Most of the photographs in La Vida Brinca were taken in Mexico, though the Mexico depicted is less an actual country than a timeless folkloric backdrop. It is a place of ancient rituals and ambiguous icons, where the faces staring at you can be noble or sinister and the bodies in motion seem to be set on inexplicable errands. There is a provocative fit between the ancient technology of Wittliff's tragaluces cameras and the ageless panoply of his subject matter. It's a world inhabited by spirits, or at least by people who seem to be going about their business with the complicity of some unknowable animating force. Even the plain objects—shop signs, a whispery flag, an eerie self-referencing doorknob—are charged with the same otherworldly awareness.

For me, the most unforgettable images in the book are the ones that are most perplexing. Some of them, like Grave Robber, The Longing, and the magisterial Past Present Future appear to indicate people embarked upon or contemplating the most important journeys of their lives. Others, like The Great Mystery and The Many Steps, might—with their brooding air of invitation—have something to do with why those travelers have set out in the first place.

Sometimes, as with The Room Where Bullfighters Die, the titles of the pictures gives us an idea of where we are, but even in that case the contented blankness of the photograph triumphs over the information supplied. There are two pictures, for instance, titled House of the Workers that depict from different angles the same squat cement building sitting all by itself, seemingly empty and abandoned, in a forlorn field. It is, in one sense, a picture of nothing: a graceless, no-account building, an infinity of ugly dirt, a heavy sky bearing down from above. But of all the photographs in the book, this two-page spread is the one I find myself returning to the most. Some people might regard it as a work of social comment, an unsparing appraisal of injustice and grim horizons. But for me the powerful thing about the photograph is that it is a work of no comment at all. It is a record of a lifeless, profoundly uninteresting building just sitting there, as the day's fading light streams through the tiny aperture of Wittliff's camera.

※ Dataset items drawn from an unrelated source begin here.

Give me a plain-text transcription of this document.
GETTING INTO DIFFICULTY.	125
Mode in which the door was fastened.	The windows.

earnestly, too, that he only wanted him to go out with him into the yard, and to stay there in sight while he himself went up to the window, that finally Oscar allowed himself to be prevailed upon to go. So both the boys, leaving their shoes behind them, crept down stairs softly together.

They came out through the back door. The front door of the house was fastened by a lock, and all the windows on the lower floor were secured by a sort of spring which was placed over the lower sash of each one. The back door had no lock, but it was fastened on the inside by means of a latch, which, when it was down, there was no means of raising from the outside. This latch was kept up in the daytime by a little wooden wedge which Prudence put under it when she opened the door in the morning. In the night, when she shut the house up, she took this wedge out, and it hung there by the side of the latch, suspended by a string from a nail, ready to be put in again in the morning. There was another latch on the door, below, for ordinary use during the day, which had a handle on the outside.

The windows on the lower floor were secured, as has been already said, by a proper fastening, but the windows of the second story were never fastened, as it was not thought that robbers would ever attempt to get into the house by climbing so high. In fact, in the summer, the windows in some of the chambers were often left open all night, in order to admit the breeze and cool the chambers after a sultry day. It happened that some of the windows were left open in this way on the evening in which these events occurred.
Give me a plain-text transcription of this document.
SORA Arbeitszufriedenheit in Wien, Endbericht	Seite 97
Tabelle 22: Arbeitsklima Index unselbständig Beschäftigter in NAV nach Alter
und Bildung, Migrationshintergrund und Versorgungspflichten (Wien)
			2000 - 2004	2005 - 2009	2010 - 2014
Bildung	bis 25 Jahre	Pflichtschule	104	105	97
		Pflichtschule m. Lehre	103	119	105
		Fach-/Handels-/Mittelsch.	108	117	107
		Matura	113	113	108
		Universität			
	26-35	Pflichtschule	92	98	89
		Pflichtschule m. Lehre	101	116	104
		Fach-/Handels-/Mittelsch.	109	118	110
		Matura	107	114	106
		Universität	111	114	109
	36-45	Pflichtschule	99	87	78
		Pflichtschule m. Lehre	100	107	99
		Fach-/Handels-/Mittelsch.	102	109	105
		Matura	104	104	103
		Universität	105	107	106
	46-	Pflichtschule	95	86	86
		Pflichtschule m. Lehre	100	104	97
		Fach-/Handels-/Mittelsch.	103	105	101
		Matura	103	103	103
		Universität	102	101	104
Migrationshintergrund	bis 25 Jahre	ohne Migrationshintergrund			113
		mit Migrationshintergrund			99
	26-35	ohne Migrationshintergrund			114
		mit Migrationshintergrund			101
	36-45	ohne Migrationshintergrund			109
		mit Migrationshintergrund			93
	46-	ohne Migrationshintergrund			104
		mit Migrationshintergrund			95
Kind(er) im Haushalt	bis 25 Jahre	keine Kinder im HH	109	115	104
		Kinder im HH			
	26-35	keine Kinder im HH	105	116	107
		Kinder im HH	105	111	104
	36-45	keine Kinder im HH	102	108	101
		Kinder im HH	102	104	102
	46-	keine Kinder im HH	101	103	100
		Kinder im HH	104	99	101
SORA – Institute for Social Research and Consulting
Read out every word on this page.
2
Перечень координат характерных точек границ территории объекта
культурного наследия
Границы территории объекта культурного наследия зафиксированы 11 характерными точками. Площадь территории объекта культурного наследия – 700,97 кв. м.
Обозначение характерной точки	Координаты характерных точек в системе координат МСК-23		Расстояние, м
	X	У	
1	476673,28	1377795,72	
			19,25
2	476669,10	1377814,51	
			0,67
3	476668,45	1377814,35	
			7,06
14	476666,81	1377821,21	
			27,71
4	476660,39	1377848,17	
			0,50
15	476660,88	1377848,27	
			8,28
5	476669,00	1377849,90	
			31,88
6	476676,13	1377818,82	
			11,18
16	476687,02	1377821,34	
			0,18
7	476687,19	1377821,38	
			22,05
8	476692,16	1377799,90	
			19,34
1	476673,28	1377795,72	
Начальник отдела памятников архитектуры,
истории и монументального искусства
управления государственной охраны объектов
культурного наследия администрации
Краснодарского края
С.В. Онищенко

I don't know why or how or when this placid portrait of nothing special became a work of art. I just know it did. Like the other photographs in this book, it reveals more than we know, and maybe more than we want to know. As technically primitive as Bill Wittliff's tragaluz photographs are, they are as penetrating in their way as an electron microscope, seeing what human eyes can't, revealing ever-deeper layers of reality. La Vida Brinca means, literally, "life jumps." Life shifts and skitters; it won't stay in place. And the life that Bill Wittliff wants us to consider in these pictures is one where many worlds are possible at once, where reassuring touchstones are likely to dissolve, and where the unseen is always startlingly on view.